Oooh, just took a look at the wine list. Short, but the list is well-selected, with some very fun choices. Mark-up is a little over double the SAQ price, very fair. Someone has put some thought into the list, especially the reds. The white wine list is very short, but again has nice variety and good drinkability.
The pain perdu and the crème brulee trio were the highlights of my two visits at this restaurant. Both times I went to l'Inconnu with friends, I really enjoyed every entrée and main. Well prepared, nice portions and very, very tasty. It was the desserts that blew me away however, especially the rosemary crème brulee, something I would have never picked would I have seen it all alone on the menu.
Argh! I thought I posted my notes on this but they're not here. It's been a year(!) but I had such a great experience that I think about it every so often and hope the restaurant is doing well. We were the only ones there and it seemed like such a shame, especially with the glut of restaurants not too far away on St-Denis. People came up to read the restaurant reviews in the window while we were eating and I kept hoping they'd come in. Hopefully they dined in on another day...
To start: divinely warm cheese bread. Amuse bouche: lobster soup. (I was stupid/excited and burned my tongue a little on it.) Toasted sweetbreads - I'd never had them before and was totally sold on them from other recommendation on this post. Delicious! My partner had the braised pork belly with port and maple reduction.

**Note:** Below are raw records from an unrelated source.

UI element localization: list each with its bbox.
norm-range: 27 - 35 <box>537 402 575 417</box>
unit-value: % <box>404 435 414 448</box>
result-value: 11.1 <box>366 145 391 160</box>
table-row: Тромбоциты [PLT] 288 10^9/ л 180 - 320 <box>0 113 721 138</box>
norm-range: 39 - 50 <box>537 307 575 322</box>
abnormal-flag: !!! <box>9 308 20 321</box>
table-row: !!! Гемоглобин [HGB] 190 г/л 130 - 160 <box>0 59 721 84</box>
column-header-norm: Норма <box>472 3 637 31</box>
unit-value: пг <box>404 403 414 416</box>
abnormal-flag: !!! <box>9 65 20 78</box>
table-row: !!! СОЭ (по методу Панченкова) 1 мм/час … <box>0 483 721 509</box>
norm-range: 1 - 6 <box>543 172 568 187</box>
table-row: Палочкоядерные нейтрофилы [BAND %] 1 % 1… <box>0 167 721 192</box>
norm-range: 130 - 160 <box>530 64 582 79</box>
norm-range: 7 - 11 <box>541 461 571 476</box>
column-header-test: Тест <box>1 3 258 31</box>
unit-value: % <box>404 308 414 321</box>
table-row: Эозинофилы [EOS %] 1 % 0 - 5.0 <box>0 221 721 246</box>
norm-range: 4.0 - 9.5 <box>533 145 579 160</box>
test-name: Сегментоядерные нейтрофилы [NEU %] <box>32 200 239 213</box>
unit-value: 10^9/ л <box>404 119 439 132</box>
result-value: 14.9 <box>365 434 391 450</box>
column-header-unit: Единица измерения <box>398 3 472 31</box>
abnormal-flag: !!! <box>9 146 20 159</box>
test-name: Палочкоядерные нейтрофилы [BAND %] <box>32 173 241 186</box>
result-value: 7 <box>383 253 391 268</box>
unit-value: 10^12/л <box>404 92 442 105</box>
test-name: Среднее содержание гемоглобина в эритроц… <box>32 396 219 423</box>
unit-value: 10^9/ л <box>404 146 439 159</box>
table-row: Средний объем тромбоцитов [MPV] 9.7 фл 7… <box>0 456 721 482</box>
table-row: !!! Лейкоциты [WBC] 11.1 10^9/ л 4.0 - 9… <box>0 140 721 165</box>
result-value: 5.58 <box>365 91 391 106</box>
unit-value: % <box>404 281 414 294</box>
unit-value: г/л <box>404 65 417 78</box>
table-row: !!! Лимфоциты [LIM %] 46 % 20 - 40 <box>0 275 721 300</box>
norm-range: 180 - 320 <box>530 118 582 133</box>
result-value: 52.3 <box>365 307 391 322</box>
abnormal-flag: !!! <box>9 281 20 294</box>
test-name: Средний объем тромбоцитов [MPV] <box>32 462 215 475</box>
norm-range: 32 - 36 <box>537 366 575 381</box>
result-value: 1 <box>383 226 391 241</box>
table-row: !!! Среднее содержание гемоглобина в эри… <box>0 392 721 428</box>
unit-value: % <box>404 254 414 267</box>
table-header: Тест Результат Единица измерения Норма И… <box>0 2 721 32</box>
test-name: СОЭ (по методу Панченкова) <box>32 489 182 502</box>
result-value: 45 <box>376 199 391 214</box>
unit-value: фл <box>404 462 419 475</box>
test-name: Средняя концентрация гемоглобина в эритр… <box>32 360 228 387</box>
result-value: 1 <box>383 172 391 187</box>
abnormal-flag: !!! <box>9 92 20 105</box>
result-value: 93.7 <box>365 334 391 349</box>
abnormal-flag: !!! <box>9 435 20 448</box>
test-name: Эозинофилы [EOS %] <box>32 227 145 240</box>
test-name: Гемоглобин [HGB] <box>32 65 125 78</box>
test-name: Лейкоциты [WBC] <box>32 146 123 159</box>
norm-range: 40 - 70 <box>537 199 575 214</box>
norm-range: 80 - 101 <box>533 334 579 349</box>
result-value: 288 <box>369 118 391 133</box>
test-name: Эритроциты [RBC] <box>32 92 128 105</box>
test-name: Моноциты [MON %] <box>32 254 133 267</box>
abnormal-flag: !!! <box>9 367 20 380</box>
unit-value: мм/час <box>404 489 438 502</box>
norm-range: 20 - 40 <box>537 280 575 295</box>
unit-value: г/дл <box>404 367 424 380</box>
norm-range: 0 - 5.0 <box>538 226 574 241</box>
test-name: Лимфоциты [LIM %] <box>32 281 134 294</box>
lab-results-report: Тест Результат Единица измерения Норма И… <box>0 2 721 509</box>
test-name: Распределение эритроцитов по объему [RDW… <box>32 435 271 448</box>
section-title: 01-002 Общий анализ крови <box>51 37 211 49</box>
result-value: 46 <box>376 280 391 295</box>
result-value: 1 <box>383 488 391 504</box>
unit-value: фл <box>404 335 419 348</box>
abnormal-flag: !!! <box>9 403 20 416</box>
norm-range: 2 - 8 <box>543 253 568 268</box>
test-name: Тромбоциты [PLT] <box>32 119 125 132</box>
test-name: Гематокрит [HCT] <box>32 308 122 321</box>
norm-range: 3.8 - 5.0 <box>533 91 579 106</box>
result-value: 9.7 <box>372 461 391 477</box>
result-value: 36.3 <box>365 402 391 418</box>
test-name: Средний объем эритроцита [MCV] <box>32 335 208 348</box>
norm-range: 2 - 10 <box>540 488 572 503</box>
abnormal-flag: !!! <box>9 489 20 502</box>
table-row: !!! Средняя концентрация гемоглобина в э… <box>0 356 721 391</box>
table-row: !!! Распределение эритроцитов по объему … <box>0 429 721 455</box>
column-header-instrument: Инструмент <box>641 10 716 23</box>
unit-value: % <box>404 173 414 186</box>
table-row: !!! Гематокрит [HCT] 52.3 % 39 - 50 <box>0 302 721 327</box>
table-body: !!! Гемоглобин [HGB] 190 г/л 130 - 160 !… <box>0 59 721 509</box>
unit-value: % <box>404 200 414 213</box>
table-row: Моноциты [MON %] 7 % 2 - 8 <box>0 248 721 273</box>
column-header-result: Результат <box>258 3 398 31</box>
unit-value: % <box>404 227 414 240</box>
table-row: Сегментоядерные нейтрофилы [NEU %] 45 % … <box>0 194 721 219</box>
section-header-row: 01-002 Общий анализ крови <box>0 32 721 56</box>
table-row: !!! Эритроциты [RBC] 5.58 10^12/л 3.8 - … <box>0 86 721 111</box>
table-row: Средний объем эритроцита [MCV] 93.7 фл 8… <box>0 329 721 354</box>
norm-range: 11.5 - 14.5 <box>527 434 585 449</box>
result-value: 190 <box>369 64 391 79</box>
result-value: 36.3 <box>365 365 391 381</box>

Main eats: I had the braised rabbit leg and stuffed loin with some pureed root veggies, my partner had the duck duo of magret and confit croquette. We shared a few bites of everything with each other and I thought everything was delicious.
White wine accompanied our meal (don't remember what we drank, sorry!).
Excellent service: the server was friendly and funny, kept our water glasses full, presented beautifully plated food with pride and appeared very impressed with our empty plates. He was the tiniest bit comic in his manner but I found it charming.
Dessert: When we asked for the bill (we were supposed to be at a friend’s place for drinks already) the server exclaimed: "But you must have dessert!" Later he asked what a frappucino is after trying to make my partner a mocha (something else the server didn't know about, or perhaps he was putting us Anglo's on?: "I drink only espresso, thank you very much" – lol!) Was very tempted by the creme brulee trio (chocolate, vanilla and rosemary...mmm!) but chose the ice water mint ice cream with profiteroles because (1) I've never had the latter, (2) my partner loves mint ice cream and (3) local spring water was used to make it. The mint was very floral (pineapple?) and unlike any mint ice cream I’ve had. Profiteroles have ruined Timbits for me – not that I even like those things but now they’re just about as horrid as non-Montreal-style bagels.
If you're ever in Victoria, BC, I hope you'll come visit Brasserie L'ecole or Cafe Brio - they're definitely on par and are regularly full, which I hope for L'inconnu!